Le face-à-face entre les deux frères forme le noyau dur d'une intrigue minimaliste. Nas, jeune chien fou avec des rêves plein la tête, refuse de voir qu’il n’est plus en accord avec ce que la ville est devenue. Son frère plus réaliste et plus intégré, qui aime le bien vivre, le terroir et le bon vin, ne rêve que de stabilité et du sud de la France pour y fonder une famille. Les deux visions contradictoires s'incarnent avec force à travers les personnages et leur affrontement fratricide.
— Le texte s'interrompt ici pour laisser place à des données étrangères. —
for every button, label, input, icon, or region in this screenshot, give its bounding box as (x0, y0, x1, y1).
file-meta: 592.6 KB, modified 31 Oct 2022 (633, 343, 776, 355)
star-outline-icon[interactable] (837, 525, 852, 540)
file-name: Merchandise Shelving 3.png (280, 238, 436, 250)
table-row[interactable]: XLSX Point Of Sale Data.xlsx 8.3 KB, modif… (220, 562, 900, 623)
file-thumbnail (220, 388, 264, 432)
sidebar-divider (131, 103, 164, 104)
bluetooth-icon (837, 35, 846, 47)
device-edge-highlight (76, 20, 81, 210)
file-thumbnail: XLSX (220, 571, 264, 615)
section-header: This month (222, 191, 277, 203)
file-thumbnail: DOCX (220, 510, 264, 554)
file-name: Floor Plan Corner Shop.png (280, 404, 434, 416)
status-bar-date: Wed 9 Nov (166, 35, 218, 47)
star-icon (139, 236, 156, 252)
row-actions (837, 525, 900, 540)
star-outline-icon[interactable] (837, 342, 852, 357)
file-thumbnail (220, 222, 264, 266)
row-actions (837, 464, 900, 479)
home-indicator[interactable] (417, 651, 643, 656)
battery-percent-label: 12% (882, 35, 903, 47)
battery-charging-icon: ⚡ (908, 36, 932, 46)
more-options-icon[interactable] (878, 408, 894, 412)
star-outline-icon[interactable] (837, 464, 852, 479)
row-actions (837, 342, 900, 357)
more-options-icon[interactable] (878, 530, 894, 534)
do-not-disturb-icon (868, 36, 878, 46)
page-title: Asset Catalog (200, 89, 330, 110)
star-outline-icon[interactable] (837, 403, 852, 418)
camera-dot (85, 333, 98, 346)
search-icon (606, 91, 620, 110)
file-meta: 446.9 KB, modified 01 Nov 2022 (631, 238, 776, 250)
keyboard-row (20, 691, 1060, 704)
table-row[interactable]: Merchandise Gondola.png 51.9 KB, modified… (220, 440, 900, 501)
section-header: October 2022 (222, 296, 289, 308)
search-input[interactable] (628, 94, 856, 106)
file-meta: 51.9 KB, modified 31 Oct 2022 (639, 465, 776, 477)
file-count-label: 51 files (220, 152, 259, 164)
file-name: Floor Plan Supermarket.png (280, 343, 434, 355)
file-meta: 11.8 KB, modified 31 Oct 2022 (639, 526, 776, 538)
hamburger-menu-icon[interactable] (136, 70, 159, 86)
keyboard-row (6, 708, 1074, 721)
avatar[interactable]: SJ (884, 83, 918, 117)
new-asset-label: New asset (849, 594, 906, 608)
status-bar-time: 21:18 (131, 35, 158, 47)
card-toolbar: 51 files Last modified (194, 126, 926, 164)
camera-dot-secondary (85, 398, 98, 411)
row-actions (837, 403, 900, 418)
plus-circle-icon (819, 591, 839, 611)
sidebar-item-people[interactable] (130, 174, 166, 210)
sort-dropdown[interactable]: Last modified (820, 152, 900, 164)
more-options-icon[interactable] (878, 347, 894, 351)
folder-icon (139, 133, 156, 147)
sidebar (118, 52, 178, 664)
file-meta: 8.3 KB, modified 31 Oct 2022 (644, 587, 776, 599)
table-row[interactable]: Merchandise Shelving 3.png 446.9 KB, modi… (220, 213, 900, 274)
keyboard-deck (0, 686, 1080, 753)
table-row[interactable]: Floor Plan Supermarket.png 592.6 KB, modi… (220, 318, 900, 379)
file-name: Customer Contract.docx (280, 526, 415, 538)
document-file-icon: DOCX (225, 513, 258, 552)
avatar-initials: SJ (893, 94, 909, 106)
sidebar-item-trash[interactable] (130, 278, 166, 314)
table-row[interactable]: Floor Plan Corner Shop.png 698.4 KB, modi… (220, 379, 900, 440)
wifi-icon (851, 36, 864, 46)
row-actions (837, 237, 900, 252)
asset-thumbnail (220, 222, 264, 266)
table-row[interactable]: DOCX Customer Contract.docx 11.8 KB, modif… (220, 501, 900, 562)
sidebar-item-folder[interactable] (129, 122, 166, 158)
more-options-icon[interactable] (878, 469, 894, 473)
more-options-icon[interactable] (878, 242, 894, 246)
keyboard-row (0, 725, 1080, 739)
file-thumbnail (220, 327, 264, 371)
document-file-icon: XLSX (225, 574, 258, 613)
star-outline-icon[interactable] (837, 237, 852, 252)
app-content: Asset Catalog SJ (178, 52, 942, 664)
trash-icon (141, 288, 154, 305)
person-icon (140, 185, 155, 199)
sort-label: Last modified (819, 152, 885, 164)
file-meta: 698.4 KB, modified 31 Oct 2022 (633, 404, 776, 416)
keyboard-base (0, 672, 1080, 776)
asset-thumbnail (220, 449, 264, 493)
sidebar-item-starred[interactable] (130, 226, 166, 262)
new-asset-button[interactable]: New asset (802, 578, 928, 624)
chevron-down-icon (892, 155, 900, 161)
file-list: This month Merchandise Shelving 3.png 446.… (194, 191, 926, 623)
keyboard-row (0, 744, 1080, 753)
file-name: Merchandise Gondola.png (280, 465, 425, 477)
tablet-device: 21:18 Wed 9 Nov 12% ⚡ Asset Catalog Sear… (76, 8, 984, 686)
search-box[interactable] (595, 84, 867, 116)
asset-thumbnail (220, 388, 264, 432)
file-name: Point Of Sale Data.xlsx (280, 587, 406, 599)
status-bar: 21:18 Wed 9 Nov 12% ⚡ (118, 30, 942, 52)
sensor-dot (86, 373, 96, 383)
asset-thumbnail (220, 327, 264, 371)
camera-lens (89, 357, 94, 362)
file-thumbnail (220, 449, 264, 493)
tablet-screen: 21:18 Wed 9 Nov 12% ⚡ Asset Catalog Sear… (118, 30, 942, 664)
"Les derniers Parisiens" est un film qui se mérite. Hamé Bourokba et Ekoué Labitey ne nous livrent rien. La première scène est d’ailleurs emblématique de ce parti pris. En effet, nous sommes de facto plongés immédiatement dans le bar, avec des inconnus qui parlent un argot âpre, qui s’invectivent, bouteille de whisky à portée de main, tout en regardant un match de foot. La scène qui peut être répulsive (après tout, nous sommes spectateurs d’un monde qui nous laisse à la marge) est réalisée à dessein. Portraiturés sans complaisance, les protagonistes ne sont de prime abord ni aimables ni attachants. Nous sommes obligés d’aller les chercher, de nous intéresser à leur parcours de vie pour les aimer dans toute leur singularité. Nous ne sommes plus seulement spectateurs de leurs histoires mais acteurs nous-mêmes.

Tourné à hauteur d'homme, sans artifice, ce film réaliste sur la complexité d'un quotidien agit comme une prise de conscience. Une façon de nous interroger sur la pesanteur des déterminismes, des idéologies, de nous engager aussi.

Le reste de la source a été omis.